Issues with backup

I am running home assistant 64 bit on raspberry pi 4 with 8gb of ram and 1tb of NVMe storage via usb. I wish to keep my data long term. Neither my Pi 4 CPU or RAM every come close to maxing out.

Once the database gets to a certain size it, and you run a backup the sensors values all glitch out, and a reboot is necessary to fix.

I suspect that the internal buffer over flows while waiting for the backup to complete. I believe there is a 30,000 element limit. However, my pi never uses more than 3gb of RAM so this limit seems arbitrarily low. The problem with this is, I will have to periodically increase as my DB gets bigger and bigger.

So one possible solution is to dramatically increase that or include a config setting so I can increase it.

Another possibility, since the primary database is probably locked during backup, create a second identical in internal structure database to hold the new values until the primary database is unlocked. Then insert these values into the existing database, and delete the temporary database.

This is probably the best solution as it doesn’t increase the RAM usage.

You could create a temporary in RAM database.

Also backup seems to take an exceptionally long time considering my hardware.

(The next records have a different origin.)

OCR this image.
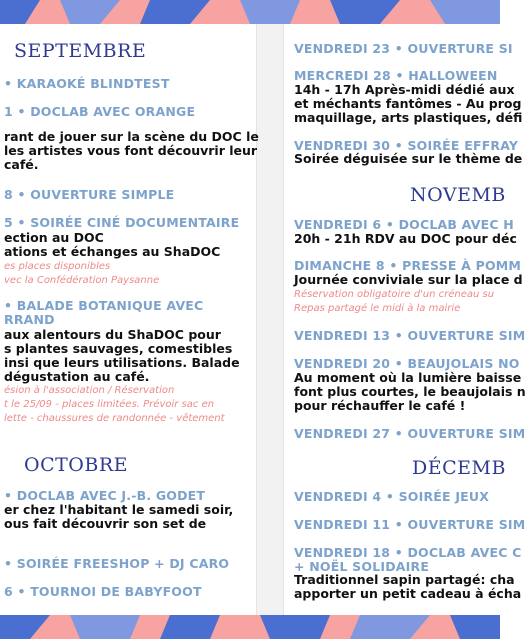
SEPTEMBRE
• KARAOKÉ BLINDTEST
1 • DOCLAB AVEC ORANGE
rant de jouer sur la scène du DOC le
les artistes vous font découvrir leur
café.
8 • OUVERTURE SIMPLE
5 • SOIRÉE CINÉ DOCUMENTAIRE
ection au DOC
ations et échanges au ShaDOC
es places disponibles
vec la Confédération Paysanne
• BALADE BOTANIQUE AVEC
RRAND
aux alentours du ShaDOC pour
s plantes sauvages, comestibles
insi que leurs utilisations. Balade
dégustation au café.
ésion à l'association / Réservation
t le 25/09 - places limitées. Prévoir sac en
lette - chaussures de randonnée - vêtement
OCTOBRE
• DOCLAB AVEC J.-B. GODET
er chez l'habitant le samedi soir,
ous fait découvrir son set de
• SOIRÉE FREESHOP + DJ CARO
6 • TOURNOI DE BABYFOOT
VENDREDI 23 • OUVERTURE SI
MERCREDI 28 • HALLOWEEN
14h - 17h Après-midi dédié aux
et méchants fantômes - Au prog
maquillage, arts plastiques, défi
VENDREDI 30 • SOIRÉE EFFRAY
Soirée déguisée sur le thème de
NOVEMB
VENDREDI 6 • DOCLAB AVEC H
20h - 21h RDV au DOC pour déc
DIMANCHE 8 • PRESSE À POMM
Journée conviviale sur la place d
Réservation obligatoire d'un créneau su
Repas partagé le midi à la mairie
VENDREDI 13 • OUVERTURE SIM
VENDREDI 20 • BEAUJOLAIS NO
Au moment où la lumière baisse
font plus courtes, le beaujolais n
pour réchauffer le café !
VENDREDI 27 • OUVERTURE SIM
DÉCEMB
VENDREDI 4 • SOIRÉE JEUX
VENDREDI 11 • OUVERTURE SIM
VENDREDI 18 • DOCLAB AVEC C
+ NOËL SOLIDAIRE
Traditionnel sapin partagé: cha
apporter un petit cadeau à écha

Also why can I do a mariadb-dump, and it completes in less than 8 minutes and it does not disrupt the data collection.

I just changed the number of purge days to something like 40000.
The biggest issue is when you try and run a backup, that is where I am having issues.

Mariadb aka mysql can handle billions of records no problem.
Recording records isn’t the issue isn’t when you goto retrieve those records is when it slows down.
Retrieving a day or 2 of points is relatively quick, beyond that it slows down.

However, given the existence of 8gb raspberry pi, the default configuration of the database seems unnecessarily restrictive. I wish I could easily change the my.cnf file.

I got a NVMe drive and a NVMe to USB adapter and plugged it into my Pi 4. Then I migrated the data over from the SD card. So although its over kill I now have 1tb worth of fast storage ready to go.

The sensible solution is to use InfluxDB for long term storage and the HA recorder for no more than a month.

Probably because Mariadb optimized that for their own tool whereas backup has absolutely no clue what it is backing up. It makes a copy of a bunch of folders marked as docker volumes and stores it with the addon config and optionally a docker image. Mariadb is normally not treated any different from any other addon. Of course since that form of backup (mass file copy) causes issues with a db the author of that addon put in a pre-backup freeze and a post-backup thaw.

Additionally Mariadb does not compress the extract, HA does. Compression of a massive amount of data takes time. Do you password protect your backups? If so then they are encrypted as well which also takes time.

I’m going to piggyback on Tom’s suggestion and say you should really lower your purge keep days and use influx or something else for that. HA added support for long-term statistics but long-term history isn’t really a use case it was designed for.

If you insist on keeping that much data then perhaps consider an alternate backup strategy. Like perhaps a shell_command that calls Mariadb export and makes an export in a folder that HA is already backing up. Then omit the MariaDB addon from the backup since you already have the export file. Or have the shell command also copy your export somewhere else and leave all that data out of your backups altogether. Could even make an automation to run that on a schedule

Alternatively you could host your own MariaDB container somewhere else on your LAN and have HA talk to it. You don’t have to use the addon. Then you could configure the my.cnf file to whatever you want and set up your own backup/replication strategy.

The really issue is that I only have roughly 30 days worth of data, and its already happening.

I ended up moving it to another Pi 4 and it works fine. Tweaking the my.cnf to allow more memory consumption. Even with my database growing significantly since then to more like 60gb performance is still good.